Are you ignoring the obvious?
This exact scenario cropped up just the other week. I was chatting with a prospect who was in an enviable position – his site rankings were strong for a highly competitive vertical and his conversion rates were good. His concern was how to make everything better - better rankings, better sales, better conversions.
Seeing the newsletter sign-up form on his site, I figured his newsletter would be another success story that he’d want to make “better.” “We have about 13,000 subscribers who have opted-in,” he said. “Plus, we have about 7,500 customers who have agreed for us to send them email offers.”
Wow, you can drive a lot of highly targeted Web traffic with a 20,000 + subscriber list. Then, I asked him about his email marketing campaign.
“Well, we don’t do any email marketing. We haven’t for a long time. We did it for awhile…and just stopped.”
I was amazed. Here’s a guy with an incredible mailing list – and he’s not doing a thing with it. I thought of the thousands of dollars he was throwing out the window each and every month. And I told him so, too, in almost those exact words (those who know me know that I can be a tad…blunt.)
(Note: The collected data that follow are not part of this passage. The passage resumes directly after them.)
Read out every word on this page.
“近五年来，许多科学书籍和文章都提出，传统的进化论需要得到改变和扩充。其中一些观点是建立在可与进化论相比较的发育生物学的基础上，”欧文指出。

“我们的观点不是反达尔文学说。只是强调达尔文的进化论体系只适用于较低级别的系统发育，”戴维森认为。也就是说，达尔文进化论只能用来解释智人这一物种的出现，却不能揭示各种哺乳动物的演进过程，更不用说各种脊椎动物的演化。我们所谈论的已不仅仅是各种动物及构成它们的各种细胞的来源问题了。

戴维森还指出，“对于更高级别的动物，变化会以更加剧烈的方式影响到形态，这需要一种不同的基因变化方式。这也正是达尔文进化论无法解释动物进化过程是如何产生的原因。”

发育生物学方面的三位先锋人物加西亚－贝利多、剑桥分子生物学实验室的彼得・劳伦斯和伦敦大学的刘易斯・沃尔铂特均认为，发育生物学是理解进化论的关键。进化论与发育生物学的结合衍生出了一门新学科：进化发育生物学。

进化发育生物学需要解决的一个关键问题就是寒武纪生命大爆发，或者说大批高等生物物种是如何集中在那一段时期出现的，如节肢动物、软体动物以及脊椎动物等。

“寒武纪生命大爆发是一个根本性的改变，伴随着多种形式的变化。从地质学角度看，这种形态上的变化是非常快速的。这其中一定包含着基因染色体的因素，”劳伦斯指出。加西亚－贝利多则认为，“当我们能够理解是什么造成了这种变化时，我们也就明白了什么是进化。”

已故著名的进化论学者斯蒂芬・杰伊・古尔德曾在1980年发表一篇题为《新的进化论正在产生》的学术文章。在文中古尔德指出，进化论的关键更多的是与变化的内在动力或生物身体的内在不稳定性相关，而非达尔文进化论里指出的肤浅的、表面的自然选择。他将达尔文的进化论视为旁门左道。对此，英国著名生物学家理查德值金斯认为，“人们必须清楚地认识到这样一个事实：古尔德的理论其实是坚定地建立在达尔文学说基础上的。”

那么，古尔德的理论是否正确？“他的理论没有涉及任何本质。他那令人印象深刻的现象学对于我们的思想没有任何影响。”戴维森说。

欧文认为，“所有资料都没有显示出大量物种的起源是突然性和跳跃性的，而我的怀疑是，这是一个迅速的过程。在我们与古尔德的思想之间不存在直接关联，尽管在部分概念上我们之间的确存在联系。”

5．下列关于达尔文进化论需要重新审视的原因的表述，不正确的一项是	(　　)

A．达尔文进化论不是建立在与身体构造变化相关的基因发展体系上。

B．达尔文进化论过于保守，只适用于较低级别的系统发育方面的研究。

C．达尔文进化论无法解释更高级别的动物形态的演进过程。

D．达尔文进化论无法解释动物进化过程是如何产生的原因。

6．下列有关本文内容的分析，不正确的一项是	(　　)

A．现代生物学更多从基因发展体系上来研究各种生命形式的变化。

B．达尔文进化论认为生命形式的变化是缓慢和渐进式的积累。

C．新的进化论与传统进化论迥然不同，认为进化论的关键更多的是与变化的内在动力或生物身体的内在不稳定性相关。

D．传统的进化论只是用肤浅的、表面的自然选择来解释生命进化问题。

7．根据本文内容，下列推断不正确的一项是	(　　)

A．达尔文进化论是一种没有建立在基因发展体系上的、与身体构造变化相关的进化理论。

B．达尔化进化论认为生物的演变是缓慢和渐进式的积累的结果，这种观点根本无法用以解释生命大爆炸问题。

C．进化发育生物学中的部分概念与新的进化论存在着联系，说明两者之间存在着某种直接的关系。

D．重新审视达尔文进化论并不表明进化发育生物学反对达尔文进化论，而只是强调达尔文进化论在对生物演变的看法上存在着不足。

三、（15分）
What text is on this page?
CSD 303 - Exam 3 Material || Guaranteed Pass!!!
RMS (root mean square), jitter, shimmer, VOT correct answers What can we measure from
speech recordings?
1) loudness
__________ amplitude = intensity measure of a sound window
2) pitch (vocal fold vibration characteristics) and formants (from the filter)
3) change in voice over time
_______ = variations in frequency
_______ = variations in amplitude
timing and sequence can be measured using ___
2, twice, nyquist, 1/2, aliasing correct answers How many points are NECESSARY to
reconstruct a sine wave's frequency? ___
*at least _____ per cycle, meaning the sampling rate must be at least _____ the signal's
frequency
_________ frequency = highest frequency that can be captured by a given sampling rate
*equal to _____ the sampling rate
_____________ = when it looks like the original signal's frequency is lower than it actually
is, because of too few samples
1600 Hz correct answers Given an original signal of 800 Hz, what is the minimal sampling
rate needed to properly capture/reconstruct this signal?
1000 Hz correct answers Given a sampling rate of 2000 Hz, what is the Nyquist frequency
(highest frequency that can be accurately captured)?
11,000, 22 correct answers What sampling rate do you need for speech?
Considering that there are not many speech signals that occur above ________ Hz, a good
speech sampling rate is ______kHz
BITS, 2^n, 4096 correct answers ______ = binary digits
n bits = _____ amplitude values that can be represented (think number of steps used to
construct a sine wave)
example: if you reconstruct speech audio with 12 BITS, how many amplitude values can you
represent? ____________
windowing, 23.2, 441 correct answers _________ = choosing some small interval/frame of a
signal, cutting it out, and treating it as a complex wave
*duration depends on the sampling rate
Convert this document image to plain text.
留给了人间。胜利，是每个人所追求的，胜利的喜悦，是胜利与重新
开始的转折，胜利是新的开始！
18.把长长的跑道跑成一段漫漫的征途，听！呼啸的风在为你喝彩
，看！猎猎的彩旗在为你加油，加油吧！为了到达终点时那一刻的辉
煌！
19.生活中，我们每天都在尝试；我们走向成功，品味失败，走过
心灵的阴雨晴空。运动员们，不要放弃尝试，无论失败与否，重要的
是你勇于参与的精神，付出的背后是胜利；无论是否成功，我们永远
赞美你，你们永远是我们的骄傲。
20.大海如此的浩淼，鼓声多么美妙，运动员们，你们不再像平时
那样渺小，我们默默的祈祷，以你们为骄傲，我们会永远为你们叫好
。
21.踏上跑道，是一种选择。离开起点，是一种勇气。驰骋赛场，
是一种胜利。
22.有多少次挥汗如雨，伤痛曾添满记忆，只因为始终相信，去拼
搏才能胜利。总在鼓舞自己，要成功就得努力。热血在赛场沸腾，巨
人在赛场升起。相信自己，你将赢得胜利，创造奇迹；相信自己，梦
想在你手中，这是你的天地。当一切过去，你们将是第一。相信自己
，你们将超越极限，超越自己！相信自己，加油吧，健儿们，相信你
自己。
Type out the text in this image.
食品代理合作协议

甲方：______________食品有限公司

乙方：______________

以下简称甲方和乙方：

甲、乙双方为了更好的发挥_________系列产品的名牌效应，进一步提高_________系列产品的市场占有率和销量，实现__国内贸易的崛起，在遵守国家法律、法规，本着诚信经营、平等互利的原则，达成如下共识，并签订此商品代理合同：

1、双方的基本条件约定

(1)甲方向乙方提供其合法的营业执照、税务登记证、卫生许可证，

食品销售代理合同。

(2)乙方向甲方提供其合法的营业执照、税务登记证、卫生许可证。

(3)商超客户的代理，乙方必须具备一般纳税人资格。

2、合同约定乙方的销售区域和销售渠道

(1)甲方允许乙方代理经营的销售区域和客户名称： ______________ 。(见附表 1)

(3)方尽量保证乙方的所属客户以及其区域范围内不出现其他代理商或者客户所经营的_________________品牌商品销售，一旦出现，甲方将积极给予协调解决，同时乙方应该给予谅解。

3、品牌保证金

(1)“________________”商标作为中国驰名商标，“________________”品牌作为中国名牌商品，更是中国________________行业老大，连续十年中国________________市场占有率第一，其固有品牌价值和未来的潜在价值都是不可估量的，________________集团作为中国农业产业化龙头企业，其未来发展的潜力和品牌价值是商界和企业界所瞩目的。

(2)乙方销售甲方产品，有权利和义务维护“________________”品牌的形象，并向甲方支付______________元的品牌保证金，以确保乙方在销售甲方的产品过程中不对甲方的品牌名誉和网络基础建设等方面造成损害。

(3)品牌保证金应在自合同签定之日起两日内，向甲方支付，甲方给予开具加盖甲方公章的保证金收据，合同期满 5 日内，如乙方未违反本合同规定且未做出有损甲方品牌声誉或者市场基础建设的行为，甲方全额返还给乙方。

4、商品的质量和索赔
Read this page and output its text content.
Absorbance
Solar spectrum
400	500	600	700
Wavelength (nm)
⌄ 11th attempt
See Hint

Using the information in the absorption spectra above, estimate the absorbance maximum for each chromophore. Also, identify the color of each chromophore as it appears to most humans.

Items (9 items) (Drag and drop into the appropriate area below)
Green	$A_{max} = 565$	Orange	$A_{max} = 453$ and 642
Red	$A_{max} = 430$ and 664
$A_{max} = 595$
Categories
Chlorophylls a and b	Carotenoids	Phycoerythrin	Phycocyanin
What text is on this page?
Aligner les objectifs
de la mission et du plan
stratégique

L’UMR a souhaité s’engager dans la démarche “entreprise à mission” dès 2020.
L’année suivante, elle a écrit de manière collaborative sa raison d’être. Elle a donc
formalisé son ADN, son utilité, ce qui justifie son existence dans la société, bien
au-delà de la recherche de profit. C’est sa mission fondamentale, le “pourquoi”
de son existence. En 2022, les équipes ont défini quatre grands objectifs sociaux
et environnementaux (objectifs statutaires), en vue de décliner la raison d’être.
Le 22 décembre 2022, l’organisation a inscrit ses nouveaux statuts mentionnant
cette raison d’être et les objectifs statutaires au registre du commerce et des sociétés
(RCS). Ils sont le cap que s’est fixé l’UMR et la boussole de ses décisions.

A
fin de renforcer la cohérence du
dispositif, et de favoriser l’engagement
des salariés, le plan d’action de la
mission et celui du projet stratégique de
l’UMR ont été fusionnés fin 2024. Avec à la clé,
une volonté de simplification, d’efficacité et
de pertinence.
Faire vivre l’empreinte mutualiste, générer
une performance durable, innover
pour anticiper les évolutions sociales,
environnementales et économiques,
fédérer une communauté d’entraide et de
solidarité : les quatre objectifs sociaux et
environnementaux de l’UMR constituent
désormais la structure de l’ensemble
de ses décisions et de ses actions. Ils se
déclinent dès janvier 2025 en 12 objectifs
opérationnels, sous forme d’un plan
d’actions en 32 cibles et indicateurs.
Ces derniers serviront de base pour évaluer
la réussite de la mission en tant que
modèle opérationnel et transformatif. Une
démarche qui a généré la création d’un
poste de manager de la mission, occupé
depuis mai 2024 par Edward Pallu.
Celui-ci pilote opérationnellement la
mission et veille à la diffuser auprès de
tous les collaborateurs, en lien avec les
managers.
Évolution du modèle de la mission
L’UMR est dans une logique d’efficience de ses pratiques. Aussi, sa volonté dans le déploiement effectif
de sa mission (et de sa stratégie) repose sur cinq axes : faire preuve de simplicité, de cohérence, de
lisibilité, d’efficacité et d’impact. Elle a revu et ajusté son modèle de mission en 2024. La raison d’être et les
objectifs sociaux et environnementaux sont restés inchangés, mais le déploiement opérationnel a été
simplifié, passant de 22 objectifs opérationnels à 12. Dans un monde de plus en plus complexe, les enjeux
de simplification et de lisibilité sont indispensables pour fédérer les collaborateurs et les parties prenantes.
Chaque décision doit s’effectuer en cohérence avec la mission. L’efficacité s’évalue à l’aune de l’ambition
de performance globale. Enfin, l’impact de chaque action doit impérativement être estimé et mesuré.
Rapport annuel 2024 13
I could only imagine his “deer in the headlights” moment as what I was saying slowly sunk in. The prospect was so concerned with chasing a slightly higher search engine position that he completely overlooked the obvious: His mailing list. Here he had an almost guaranteed way to sell more product to people who voluntarily subscribed to his newsletter - and he didn’t even see it.
The thing is, this scenario is incredibly common. I’ve gone through it. I bet you have too. It’s like you suffer from marketing tunnel vision and you see only one path to your main goal. Instead of taking a step back and reevaluating your entire situation, you focus on what you already know (PPC? SEO?) and forget about your other options (Article marketing? Email lists?).
If you feel like things are stagnant, I highly recommend getting a breath of fresh marketing air. Sometimes, the best thing to do is get on a plane and fly to the nearest marketing conference. The break in routine, new locale and networking opportunities can spark some great ideas. I actually build a day into my business travel schedule for “return brainstorming time.” My best creative ideas always spark the first day I’m back – and I want to capture every one.
If you can’t afford a conference, then hiring a consultant is your best “breathe of fresh air” bet. A consultant can help you “see” opportunities you can’t see yourself. You may stress that you “don’t have the money for a consultant” and it’s not a high priority expense. But think about this: Would you spent $500 for a brainstorming session to drive $5,000 more income? Of course you would. The long-term gain outweighs the short-term money hit.
No matter what scenario you choose, the important thing is to plan something. Consider upcoming search marketing conferences like PubCon. Contact a consultant and see if he’ll work with you for just an hour.
The faster you get moving, the faster you’ll find those “hidden” profit centers that you didn’t know existed.